Shangri-La Records adalah Toko Rekaman Terbaik di Tennessee

On January 31, 2018

50 Toko Rekaman Terbaik di Amerika adalah serangkaian esai di mana kami berusaha menemukan toko rekaman terbaik di setiap negara bagian. Ini bukan hanya toko rekaman dengan harga terbaik atau pilihan yang paling lengkap; Anda dapat menggunakan Yelp untuk itu. Setiap toko rekaman yang ditampilkan memiliki cerita yang melampaui apa yang ada di raknya; toko-toko ini memiliki sejarah, membangun rasa kebersamaan, dan memiliki arti bagi orang-orang yang sering mengunjunginya.

Ini adalah sebuah tulisan tentang Shangri-La Records—tetapi juga sekaligus mengenai kota yang membuat toko ini menjadi tempat seperti sekarang.

Sebagai sebuah kota, Memphis bertanggung jawab untuk memasukkan beberapa kaos terburuk dalam sejarah ke dalam keranjang cucian kotor di Tenggara. Sebelum Perang Saudara, kota ini menjadi pusat perdagangan budak domestik dan pusat ekonomi untuk industri yang menguntungkan melalui perbudakan—dan selama Rekonstruksi, menjadi tempat yang terkenal dengan kerusuhan rasial.
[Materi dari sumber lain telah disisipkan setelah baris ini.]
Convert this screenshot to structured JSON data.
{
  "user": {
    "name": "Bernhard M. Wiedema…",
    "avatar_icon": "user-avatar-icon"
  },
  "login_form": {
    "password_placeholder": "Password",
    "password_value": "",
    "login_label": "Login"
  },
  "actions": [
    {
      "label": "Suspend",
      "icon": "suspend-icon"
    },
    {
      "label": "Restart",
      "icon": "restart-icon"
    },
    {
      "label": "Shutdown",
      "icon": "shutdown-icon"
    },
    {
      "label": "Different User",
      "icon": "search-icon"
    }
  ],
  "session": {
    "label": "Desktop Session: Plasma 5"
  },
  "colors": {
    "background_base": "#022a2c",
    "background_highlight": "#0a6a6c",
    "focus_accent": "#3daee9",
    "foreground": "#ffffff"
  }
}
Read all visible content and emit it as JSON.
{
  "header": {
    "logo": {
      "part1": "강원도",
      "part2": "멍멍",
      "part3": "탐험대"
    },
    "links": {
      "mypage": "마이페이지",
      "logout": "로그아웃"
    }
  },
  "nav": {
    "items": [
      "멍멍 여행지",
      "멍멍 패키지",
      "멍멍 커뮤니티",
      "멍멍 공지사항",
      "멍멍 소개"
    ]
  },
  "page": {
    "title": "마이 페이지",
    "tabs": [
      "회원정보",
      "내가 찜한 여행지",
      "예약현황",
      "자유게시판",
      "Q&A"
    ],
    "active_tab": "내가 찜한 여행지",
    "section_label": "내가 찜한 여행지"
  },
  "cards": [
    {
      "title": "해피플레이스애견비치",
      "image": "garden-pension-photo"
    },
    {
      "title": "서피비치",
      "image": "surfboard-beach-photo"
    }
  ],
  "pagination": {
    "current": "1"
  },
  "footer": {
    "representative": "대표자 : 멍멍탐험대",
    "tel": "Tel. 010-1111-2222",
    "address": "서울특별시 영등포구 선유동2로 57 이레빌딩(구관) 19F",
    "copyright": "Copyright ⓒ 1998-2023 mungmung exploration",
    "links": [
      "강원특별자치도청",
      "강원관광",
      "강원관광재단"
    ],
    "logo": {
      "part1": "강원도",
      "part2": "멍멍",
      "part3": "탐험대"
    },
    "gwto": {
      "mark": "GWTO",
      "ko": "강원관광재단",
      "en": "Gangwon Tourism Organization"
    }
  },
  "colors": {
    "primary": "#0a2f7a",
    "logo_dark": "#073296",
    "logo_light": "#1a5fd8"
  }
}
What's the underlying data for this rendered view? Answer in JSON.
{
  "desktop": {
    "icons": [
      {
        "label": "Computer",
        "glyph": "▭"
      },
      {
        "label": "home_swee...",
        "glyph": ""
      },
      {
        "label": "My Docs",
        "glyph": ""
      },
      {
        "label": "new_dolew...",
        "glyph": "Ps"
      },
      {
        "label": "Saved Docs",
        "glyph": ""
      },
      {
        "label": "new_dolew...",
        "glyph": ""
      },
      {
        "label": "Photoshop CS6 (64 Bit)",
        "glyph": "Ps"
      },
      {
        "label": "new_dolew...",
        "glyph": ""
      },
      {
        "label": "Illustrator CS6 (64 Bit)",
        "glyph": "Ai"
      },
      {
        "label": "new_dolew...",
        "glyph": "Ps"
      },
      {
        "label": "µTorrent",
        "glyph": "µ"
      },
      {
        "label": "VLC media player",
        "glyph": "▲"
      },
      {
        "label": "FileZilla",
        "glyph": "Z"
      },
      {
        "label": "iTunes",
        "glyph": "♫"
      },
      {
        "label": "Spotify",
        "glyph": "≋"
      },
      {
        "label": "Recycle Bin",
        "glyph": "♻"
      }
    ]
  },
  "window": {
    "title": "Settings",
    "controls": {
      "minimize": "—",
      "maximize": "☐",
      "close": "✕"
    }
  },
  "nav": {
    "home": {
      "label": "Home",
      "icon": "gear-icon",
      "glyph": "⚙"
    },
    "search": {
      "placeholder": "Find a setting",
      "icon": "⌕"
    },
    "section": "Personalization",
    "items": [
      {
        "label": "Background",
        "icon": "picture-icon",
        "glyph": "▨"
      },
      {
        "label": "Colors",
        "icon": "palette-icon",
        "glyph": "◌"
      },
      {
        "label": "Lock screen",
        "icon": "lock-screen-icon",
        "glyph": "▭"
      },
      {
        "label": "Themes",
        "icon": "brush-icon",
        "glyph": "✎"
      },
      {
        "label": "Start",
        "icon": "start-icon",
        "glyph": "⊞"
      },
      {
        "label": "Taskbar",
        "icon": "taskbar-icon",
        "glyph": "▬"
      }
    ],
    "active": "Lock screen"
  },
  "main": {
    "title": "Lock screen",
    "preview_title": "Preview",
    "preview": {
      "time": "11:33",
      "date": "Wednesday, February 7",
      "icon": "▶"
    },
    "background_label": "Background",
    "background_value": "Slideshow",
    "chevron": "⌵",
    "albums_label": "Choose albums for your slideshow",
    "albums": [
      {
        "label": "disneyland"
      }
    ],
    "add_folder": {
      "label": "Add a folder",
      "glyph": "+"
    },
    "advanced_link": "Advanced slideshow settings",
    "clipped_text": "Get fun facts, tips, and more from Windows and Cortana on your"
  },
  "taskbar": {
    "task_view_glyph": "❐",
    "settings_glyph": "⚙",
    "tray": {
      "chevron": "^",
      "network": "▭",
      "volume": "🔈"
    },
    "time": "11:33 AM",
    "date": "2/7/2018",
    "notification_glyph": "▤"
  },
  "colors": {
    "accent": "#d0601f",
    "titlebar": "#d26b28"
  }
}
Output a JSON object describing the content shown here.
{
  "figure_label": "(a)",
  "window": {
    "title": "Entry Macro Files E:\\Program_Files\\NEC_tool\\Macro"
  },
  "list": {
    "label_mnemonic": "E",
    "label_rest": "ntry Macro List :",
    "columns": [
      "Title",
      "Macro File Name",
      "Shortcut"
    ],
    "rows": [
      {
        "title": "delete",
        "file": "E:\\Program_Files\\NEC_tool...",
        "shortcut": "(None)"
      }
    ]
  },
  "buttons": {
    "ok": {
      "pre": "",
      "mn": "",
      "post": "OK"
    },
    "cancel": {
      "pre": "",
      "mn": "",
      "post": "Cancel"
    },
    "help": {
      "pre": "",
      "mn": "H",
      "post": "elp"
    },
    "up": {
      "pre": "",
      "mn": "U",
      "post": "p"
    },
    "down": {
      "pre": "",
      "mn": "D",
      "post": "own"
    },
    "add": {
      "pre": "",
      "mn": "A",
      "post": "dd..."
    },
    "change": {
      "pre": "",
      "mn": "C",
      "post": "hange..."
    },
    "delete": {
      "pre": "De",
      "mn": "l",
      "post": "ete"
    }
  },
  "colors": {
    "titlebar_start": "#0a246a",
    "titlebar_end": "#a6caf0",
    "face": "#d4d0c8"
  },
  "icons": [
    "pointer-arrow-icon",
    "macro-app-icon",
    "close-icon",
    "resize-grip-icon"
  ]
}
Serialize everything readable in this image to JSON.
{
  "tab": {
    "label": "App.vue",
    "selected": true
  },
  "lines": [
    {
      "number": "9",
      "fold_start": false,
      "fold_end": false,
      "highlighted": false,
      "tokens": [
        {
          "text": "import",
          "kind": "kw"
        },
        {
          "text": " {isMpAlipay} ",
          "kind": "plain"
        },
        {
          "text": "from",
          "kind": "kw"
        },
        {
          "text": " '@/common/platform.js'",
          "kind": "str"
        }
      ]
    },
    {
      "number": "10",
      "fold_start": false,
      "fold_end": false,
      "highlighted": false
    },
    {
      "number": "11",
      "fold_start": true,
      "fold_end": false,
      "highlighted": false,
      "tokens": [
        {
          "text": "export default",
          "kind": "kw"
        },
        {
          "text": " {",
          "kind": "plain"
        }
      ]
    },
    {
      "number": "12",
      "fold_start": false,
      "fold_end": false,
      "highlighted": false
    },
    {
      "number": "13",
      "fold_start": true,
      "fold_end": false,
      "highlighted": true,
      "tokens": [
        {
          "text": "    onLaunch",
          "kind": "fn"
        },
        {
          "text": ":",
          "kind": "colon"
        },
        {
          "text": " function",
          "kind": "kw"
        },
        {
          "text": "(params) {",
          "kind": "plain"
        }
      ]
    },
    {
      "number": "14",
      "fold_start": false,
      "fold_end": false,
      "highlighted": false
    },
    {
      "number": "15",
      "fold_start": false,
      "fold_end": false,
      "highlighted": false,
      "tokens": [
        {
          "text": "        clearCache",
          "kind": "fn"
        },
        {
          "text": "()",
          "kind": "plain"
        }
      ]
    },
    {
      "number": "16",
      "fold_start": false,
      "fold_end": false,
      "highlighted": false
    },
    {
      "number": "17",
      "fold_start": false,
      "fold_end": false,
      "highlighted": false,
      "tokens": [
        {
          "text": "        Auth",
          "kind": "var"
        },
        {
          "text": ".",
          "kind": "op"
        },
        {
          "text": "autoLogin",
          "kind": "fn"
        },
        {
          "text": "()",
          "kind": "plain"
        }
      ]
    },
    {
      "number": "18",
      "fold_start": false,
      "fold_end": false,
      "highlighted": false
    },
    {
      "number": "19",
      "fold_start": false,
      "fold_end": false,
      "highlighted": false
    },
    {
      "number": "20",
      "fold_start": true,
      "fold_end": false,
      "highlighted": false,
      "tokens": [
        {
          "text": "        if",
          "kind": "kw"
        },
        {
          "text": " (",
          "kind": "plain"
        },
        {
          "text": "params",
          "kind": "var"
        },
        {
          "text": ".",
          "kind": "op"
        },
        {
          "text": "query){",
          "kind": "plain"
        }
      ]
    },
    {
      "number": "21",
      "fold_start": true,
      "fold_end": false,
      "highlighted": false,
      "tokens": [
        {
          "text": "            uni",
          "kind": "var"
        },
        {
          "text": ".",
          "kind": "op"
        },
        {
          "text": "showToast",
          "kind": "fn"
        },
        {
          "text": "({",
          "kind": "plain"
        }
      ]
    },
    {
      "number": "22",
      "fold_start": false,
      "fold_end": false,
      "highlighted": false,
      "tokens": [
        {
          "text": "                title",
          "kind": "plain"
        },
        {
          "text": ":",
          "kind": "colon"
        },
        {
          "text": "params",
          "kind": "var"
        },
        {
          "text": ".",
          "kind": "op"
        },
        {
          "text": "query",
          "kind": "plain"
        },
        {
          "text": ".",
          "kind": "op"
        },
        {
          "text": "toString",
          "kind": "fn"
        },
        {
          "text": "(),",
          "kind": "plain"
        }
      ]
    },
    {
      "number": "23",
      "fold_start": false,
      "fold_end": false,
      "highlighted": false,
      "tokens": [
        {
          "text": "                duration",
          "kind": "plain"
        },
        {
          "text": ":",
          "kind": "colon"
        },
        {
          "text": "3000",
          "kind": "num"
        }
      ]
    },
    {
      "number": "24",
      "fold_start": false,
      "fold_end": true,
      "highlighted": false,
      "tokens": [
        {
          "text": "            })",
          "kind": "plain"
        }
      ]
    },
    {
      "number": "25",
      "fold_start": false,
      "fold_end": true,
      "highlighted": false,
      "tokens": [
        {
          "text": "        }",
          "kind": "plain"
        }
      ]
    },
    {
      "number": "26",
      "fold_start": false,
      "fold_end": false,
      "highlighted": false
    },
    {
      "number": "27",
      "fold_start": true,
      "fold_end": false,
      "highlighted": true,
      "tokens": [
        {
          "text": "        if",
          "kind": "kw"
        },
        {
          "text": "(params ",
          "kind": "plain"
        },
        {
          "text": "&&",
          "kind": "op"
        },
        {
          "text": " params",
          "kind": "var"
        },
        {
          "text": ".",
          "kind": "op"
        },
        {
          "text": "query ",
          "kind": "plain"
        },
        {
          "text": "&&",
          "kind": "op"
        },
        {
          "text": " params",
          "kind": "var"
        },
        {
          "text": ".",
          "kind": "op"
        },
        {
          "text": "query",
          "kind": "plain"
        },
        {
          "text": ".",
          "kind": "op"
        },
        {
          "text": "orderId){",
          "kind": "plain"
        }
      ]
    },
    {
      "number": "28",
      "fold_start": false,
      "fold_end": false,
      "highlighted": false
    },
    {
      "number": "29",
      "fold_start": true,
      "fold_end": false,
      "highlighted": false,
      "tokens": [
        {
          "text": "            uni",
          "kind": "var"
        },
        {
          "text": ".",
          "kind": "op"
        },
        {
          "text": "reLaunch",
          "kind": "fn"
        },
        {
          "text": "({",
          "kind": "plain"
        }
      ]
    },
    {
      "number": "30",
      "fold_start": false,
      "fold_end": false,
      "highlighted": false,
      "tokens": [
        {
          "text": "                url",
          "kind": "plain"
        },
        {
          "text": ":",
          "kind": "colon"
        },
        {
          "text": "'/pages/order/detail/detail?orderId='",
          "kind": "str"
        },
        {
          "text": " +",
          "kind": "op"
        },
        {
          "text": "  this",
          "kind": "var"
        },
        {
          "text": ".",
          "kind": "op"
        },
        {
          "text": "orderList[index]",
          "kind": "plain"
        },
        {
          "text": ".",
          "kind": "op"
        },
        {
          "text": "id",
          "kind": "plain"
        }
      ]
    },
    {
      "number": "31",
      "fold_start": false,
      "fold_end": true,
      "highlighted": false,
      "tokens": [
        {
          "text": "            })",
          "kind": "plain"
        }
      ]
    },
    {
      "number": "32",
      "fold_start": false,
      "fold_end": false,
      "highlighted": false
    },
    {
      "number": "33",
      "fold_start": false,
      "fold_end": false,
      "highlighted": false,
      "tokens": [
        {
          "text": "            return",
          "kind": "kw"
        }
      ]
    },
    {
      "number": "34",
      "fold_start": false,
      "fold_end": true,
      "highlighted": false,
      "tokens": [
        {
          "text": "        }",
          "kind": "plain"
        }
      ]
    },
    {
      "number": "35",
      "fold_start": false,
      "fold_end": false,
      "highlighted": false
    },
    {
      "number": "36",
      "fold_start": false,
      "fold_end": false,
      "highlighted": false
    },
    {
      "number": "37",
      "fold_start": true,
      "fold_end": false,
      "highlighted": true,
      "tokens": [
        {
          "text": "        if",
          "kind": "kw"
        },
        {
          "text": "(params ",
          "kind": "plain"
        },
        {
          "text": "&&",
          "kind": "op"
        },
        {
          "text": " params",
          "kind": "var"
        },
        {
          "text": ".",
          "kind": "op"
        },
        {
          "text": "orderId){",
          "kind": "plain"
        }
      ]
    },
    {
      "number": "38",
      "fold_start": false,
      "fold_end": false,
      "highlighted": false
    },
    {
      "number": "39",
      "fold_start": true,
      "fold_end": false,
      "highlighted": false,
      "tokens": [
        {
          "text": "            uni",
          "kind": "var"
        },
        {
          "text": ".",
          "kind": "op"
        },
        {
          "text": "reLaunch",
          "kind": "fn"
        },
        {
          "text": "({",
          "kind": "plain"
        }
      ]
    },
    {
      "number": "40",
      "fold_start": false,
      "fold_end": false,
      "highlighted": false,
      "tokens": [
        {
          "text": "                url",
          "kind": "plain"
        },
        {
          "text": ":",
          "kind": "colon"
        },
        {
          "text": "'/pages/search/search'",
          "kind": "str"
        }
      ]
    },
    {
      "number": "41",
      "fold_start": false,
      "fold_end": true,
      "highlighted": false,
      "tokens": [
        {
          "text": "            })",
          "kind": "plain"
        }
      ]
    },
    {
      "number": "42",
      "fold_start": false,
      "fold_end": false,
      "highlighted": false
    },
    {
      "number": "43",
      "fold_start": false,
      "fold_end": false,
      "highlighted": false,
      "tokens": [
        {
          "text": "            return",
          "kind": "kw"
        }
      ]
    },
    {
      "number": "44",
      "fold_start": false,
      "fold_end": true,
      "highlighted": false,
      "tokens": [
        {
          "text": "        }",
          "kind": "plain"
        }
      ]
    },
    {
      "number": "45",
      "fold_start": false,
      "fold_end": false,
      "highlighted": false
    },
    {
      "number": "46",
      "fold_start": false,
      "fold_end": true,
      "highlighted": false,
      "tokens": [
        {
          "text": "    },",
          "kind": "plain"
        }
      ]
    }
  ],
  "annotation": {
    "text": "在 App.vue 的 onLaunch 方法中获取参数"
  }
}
Pada tahun 1870-an, serangkaian epidemi demam kuning menghapus sebagian besar populasi kota, membuat Memphis kehilangan piagam kotanya dan menginspirasi para pemimpin sipilnya untuk mengisolasi warga yang paling miskin ke dalam kamp pengungsi. Di awal abad ke-20 dan seterusnya, Memphis menyempurnakan politik otoriter di bawah E.H. “Boss” Crump, mengabaikan orang-orang miskin dan terpinggirkan serta menyalahgunakan warga kulit hitamnya. Ini adalah kartu bingo penuh dari semua masalah sipil dan sosial yang bisa dimiliki sebuah tempat.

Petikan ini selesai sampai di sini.